There has been talk about an increased level of cynicism in Mayo football, which isn’t entirely accurate. Mayo are playing modern football, and certain tactics are part of that. Darragh Ó Sé gave a master class in this a few weeks ago in the Irish Times. Maybe Horan is a fan – An Spailpín Fánach is, and hangs on every word Darragh writes.

What is refreshing is that this is accepted by a Mayo public which normally insists that Mayo teams have to play “in the Mayo way.” When – or if – Eugene McGee’s comma-tee change the rules to make this sort of thing an offence, Mayo will change too. But until such times, we dance with the girls in the hall.

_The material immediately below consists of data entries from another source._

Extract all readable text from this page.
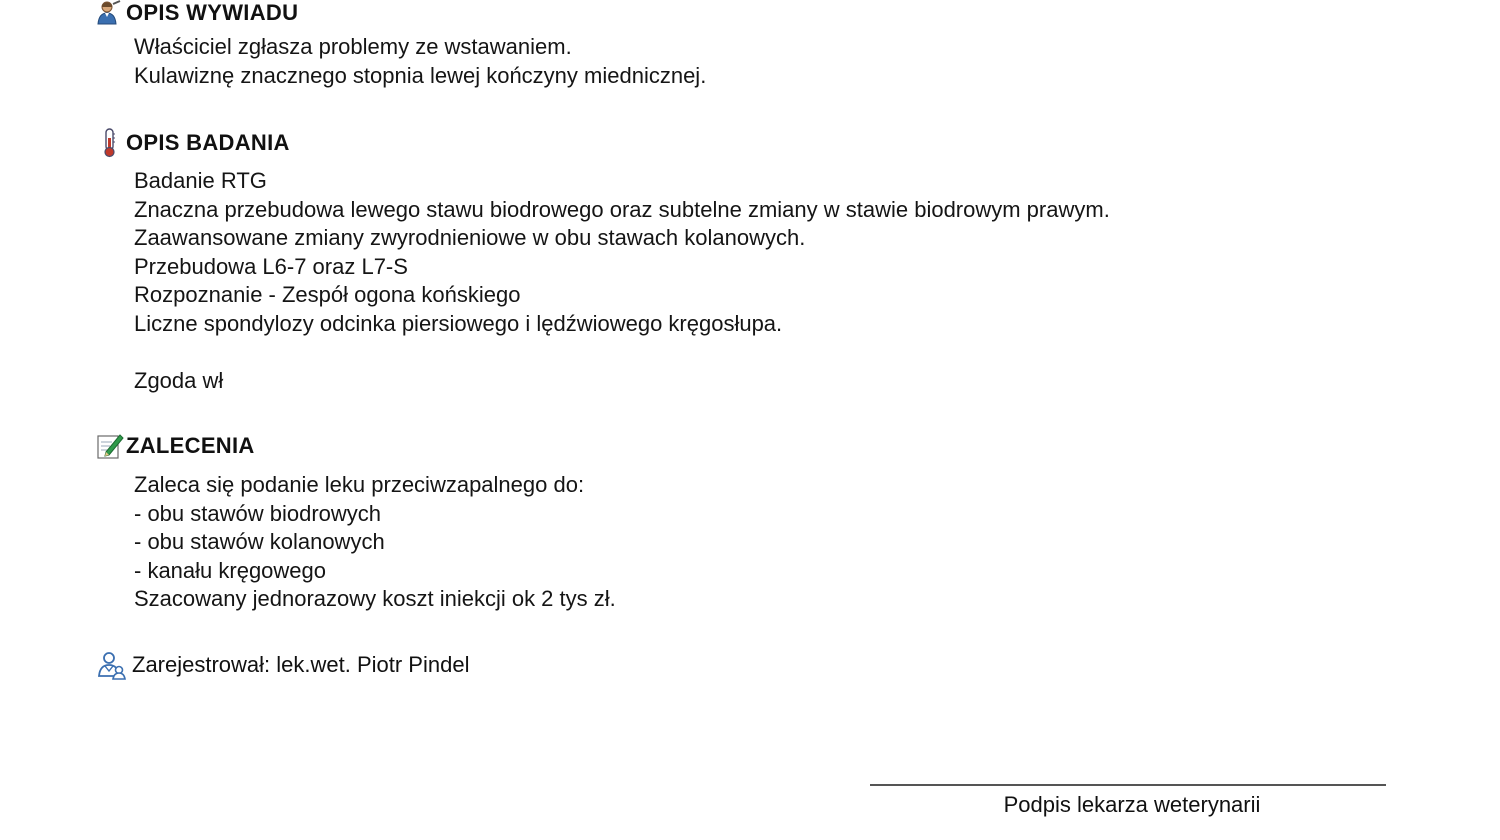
OPIS WYWIADU
Właściciel zgłasza problemy ze wstawaniem.
Kulawiznę znacznego stopnia lewej kończyny miednicznej.
OPIS BADANIA
Badanie RTG
Znaczna przebudowa lewego stawu biodrowego oraz subtelne zmiany w stawie biodrowym prawym.
Zaawansowane zmiany zwyrodnieniowe w obu stawach kolanowych.
Przebudowa L6-7 oraz L7-S
Rozpoznanie - Zespół ogona końskiego
Liczne spondylozy odcinka piersiowego i lędźwiowego kręgosłupa.
Zgoda wł
ZALECENIA
Zaleca się podanie leku przeciwzapalnego do:
- obu stawów biodrowych
- obu stawów kolanowych
- kanału kręgowego
Szacowany jednorazowy koszt iniekcji ok 2 tys zł.
Zarejestrował: lek.wet. Piotr Pindel
Podpis lekarza weterynarii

Besides. Mayo 2012 still have that recognisable swagger that has traditionally distinguished the Mayo footballer. For this particular trait, look no further than corner forward Mickey Conroy, who is surely having the season of his life. First, Davitts’ great run to the All-Ireland final and now his triumphant return to the county team. Conroy has the full bag of tricks and it was a treat to see him work his magic yesterday.

Sunday worked out perfectly for James Horan. The Dublin comeback gives him plenty to work on in training, and the performance off the bench proves that there is real competition for places. All of that is good, but what is even better is the bigger picture.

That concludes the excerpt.